Cloning and analysis of cDNA encoding bovine butyrophilin, an apical glycoprotein expressed in mammary tissue and secreted in association with the milk-fat globule membrane during lactation.

Butyrophilin is a glycoprotein expressed on the apical surfaces of secretory cells in lactating mammary tissue, which may function in the secretion of milk-fat droplets (Franke, W. W., Heid, H. W., Grund, C., Winter, S., Freudenstein, C., Schmid, E., Jarasch, E.-D., and Keenan, T. W. (1981) J. Cell Biol. 89, 485-494). A cDNA clone encoding bovine butyrophilin was isolated and the primary structure of the protein deduced from the DNA sequence.
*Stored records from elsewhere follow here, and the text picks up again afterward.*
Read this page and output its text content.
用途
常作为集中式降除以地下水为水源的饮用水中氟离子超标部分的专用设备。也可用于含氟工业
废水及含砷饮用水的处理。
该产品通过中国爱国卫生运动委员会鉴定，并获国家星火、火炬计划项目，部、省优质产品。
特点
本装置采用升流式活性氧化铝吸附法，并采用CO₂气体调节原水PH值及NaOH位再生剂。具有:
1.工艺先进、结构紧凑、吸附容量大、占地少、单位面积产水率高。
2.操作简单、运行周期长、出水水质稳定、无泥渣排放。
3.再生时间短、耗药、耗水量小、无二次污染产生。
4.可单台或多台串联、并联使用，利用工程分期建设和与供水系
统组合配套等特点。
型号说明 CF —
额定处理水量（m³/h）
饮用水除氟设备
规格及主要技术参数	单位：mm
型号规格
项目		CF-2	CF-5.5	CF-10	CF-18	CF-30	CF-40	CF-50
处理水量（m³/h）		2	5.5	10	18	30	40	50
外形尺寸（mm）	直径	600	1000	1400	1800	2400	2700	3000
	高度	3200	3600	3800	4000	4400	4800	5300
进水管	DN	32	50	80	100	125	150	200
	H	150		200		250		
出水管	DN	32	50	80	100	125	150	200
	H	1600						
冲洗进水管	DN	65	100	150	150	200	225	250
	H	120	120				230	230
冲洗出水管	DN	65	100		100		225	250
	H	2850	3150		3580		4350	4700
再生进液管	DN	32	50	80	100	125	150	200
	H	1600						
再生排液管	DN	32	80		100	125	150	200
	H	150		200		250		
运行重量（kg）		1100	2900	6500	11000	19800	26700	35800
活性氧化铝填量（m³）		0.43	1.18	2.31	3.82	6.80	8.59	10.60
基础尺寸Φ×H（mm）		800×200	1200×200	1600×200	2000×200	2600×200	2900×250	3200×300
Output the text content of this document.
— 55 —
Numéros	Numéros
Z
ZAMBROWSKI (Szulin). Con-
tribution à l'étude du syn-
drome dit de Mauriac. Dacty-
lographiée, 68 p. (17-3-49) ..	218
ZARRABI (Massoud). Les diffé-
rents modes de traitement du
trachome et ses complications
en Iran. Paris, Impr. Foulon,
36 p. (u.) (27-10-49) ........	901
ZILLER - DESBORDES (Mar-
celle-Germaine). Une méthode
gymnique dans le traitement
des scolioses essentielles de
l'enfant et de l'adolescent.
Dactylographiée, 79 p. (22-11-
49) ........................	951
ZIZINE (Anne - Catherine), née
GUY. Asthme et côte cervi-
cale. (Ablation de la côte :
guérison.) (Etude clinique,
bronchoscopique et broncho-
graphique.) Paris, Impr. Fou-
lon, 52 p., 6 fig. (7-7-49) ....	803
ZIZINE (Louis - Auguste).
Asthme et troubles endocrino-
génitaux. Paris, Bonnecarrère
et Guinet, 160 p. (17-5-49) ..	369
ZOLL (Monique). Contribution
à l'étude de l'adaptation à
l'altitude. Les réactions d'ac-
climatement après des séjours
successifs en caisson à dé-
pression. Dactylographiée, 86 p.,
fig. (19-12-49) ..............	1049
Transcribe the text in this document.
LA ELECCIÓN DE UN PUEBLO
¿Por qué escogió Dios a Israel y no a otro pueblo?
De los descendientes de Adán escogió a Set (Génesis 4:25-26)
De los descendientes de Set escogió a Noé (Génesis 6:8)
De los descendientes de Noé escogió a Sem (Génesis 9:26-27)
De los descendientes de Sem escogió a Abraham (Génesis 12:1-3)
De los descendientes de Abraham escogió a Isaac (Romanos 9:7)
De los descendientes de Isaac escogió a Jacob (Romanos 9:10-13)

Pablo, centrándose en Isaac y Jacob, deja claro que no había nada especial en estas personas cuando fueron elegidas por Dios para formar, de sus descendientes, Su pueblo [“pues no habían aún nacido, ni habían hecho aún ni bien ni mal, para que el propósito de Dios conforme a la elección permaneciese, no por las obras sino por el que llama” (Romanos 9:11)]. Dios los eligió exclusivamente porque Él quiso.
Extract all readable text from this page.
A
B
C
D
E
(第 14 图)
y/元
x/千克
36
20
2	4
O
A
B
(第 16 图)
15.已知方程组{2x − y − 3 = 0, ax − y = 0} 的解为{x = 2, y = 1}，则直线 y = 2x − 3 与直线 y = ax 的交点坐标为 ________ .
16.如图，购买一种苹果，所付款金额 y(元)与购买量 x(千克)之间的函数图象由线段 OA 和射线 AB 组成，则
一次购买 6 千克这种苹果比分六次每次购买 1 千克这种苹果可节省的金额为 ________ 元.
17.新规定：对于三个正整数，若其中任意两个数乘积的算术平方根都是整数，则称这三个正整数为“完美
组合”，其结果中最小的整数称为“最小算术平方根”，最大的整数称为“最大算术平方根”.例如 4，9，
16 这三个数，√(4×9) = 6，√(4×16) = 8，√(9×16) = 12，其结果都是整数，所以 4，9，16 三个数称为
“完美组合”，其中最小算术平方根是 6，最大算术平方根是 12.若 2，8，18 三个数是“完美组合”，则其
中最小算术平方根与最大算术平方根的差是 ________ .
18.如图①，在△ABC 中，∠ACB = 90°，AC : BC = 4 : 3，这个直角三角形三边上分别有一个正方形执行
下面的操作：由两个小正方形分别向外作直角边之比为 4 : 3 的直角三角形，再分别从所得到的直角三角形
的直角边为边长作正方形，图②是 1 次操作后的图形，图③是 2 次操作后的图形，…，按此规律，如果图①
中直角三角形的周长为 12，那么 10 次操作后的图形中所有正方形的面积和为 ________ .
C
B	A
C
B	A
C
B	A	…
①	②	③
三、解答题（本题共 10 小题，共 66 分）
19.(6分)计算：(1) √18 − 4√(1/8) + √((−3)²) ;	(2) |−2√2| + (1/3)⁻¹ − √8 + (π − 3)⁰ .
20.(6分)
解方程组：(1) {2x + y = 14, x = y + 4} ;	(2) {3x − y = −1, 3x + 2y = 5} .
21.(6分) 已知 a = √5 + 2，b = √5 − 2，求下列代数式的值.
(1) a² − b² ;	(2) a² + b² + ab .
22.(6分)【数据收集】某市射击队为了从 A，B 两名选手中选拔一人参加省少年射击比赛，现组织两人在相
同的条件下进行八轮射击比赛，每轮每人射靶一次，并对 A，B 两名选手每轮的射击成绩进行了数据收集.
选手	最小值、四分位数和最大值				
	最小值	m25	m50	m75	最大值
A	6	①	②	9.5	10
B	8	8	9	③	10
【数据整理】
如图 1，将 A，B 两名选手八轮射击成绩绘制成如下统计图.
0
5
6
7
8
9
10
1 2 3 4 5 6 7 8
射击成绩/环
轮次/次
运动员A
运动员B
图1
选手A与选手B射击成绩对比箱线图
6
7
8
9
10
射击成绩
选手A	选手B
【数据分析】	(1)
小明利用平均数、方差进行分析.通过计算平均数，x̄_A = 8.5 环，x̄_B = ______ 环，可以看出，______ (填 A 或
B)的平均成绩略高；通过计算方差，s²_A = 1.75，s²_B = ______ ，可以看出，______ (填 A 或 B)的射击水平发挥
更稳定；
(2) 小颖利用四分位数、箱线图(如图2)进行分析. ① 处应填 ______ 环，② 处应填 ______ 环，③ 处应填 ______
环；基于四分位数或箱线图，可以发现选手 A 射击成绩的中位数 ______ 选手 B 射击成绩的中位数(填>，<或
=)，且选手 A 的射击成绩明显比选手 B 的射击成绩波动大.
Bovine butyrophilin contains 526 amino acids with a putative signal peptide of 26 amino acids. Hydropathy analysis predicts the existence of a single membrane-spanning region with the amino terminus facing the exoplasmic space. Butyrophilin cDNA hybridized to mRNA of 2.9 kilobases in bovine mammary tissue taken from pregnant or lactating animals, but specific mRNA was not detected in a 2-year-old virgin cow. The amount of message was maximal in lactating tissue. Butyrophilin mRNA could not be detected in bovine heart, intestine, kidney, liver, ovary, or uterus. A search of the GenBank and EMBL data banks showed closest homology was between the C termini of butyrophilin and "ret finger protein" (Takahashi, M., Inaguma, Y., Hiai, H., and Hirose, F. (1988) Mol. Cell. Biol. 8, 1853-1856). The ret-finger protein gene is expressed in a variety of tumor cell lines, mouse testis and embryonic tissue, which like the mammary gland undergo periods of rapid cell division and development. The possible significance of this homology and the possible function of butyrophilin in milk-lipid secretion are discussed.[1]